SOPAPO : Linha do tempo da conquista do tambor como patrimônio
Protagonismo negro foi decisivo para a lei que está sendo sancionada pela Prefeita
Por Carlos Cogoy
Pelotas reconhece formalmente, o pulsar das batidas de um ritmo que está nas entranhas da linha do tempo de sua própria existência. Afinal, se a Freguesia de São Francisco de Paula é de 1812 – cidade somente em 1835 -, o toque do tambor confeccionado pelos trabalhadores negros escravizados, confunde-se, na segunda metade dos século 18, com o surgimento das primeiras charqueadas na região. É o que reafirma Andrea Mazza Terra no depoimento ao escritor pelotense José Batista – autor de “O Sopapo Contemporâneo – um Elo com a Ancestralidade” -, lançado neste ano.

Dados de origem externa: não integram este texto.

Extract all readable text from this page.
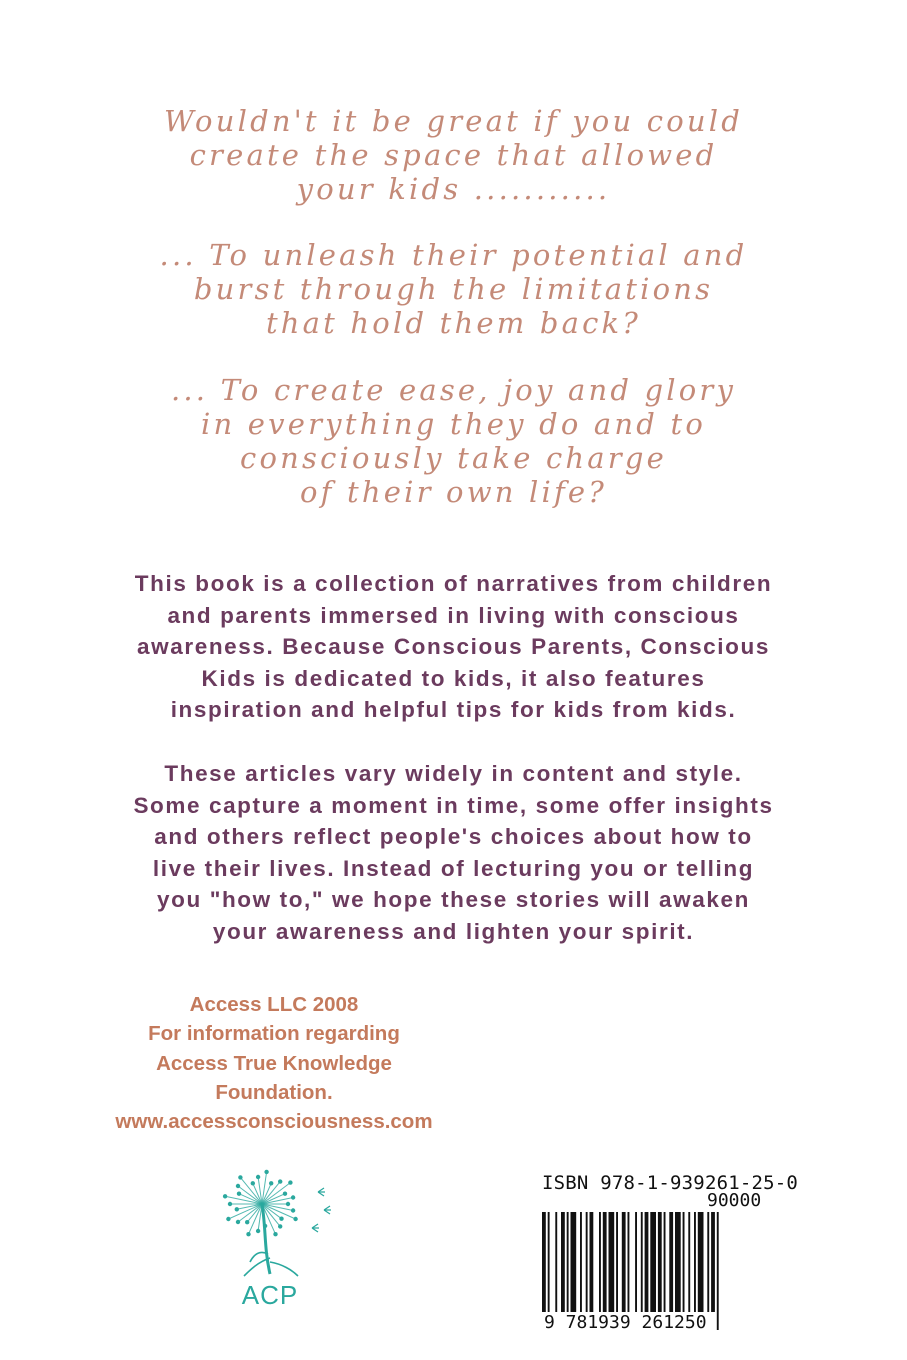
Wouldn't it be great if you could
create the space that allowed
your kids ...........
... To unleash their potential and
burst through the limitations
that hold them back?
... To create ease, joy and glory
in everything they do and to
consciously take charge
of their own life?
This book is a collection of narratives from children
and parents immersed in living with conscious
awareness. Because Conscious Parents, Conscious
Kids is dedicated to kids, it also features
inspiration and helpful tips for kids from kids.
These articles vary widely in content and style.
Some capture a moment in time, some offer insights
and others reflect people's choices about how to
live their lives. Instead of lecturing you or telling
you "how to," we hope these stories will awaken
your awareness and lighten your spirit.
Access LLC 2008
For information regarding
Access True Knowledge
Foundation.
www.accessconsciousness.com
ACP
ISBN 978-1-939261-25-0
90000
9 781939 261250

Na obra do filho de Neives de Meireles Baptista (1936/2012) – griô Mestre Baptista -, também menções aos primeiros registros na imprensa sobre os batuques, bem como a pintura “Dança dos Negros”, criada pelo pintor alemão Herrmann Rudolf Wendroth em 1852. Já em meados dos anos quarenta no século passado, o instrumento aparece na percussão do Carnaval pelotense. A partir dos oitenta, no entanto, em decorrência da influência da sonoridade do Carnaval no Rio de Janeiro, o tambor praticamente desaparece. Coube ao pelotense Giba Giba (1940/2014), “redescobrir” o Sopapo através do projeto Cabobu no governo estadual de Olívio Dutra (PT). Para o resgate, o trabalho técnico do griô Mestre Baptista, já acompanhado pelo filho “Zé Batista”. Algumas etapas da trajetória do tambor que, nesta sexta, através da Lei 9615/21, que será sancionada pela prefeita Paula Mascarenhas, passa a ser reconhecido como Patrimônio Imaterial de Pelotas. Porém, no início deste ano, o samba quase atravessou…
COLETIVIDADE – Na Assembleia Legislativa, como consequência de lobby ilegítimo e pouco representativo, em relação ao Sopapo, foi criado projeto que focava no tambor pelotense. A contradição foi flagrada por integrantes do movimento negro, como o pelotense José Batista e o griô Edu do Nascimento – filho de Giba Giba. Em março foi proposto um debate junto a lideranças negras, e houve a criação de grupos em Porto Alegre e Pelotas. O protagonismo negro pressionou instâncias como as secretarias municipal e estadual de Cultura, e o projeto foi retirado do trâmite no Legislativo gaúcho. A seguir, a coletividade apresentou a ideia na Câmara Municipal, e houve a guarida dos parlamentares, em especial de Paulo Coitinho (Cidadania), que resultou na Lei 9615/21.
MUSEU JÚLIO DE CASTILHOS em Porto Alegre, conforme a diretora, pelotense Doris Couto, estará recebendo um tambor Sopapo, confeccionado por José Batista nesta sexta. Ela divulga: “Receber o tambor de sopapo com toda a história que esse tipo de instrumento teve nas charqueadas, na Pelotas no século 18 e, posteriormente, no Carnaval da cidade, e a partir do Projeto CaBoBu, liderado pelo músico percussionista Giba Giba, configura-se como signo de resistência e elo das pessoas negras com sua pátria-mãe, a África. Então, significa permitir a ressonância da luta do povo negro gaúcho pelo direito à vida, e à dignidade, que a escravização lhes subtraiu”.
SEDAC – “Os museus, de modo geral, musealizam artefatos e objetos vinculados às elites. Nesse sentido, estaremos promovendo uma reparação histórica com a admissão do Sopapo produzido por José Batista, que foi um artífice fundamental no desenvolvimento dos sopapos, por meio do Projeto CaBoBu, criado pelo músico Giba Giba”, enfatiza a secretária estadual Beatriz Araújo (Secretaria de Estado da Cultura/SEDAC/RS).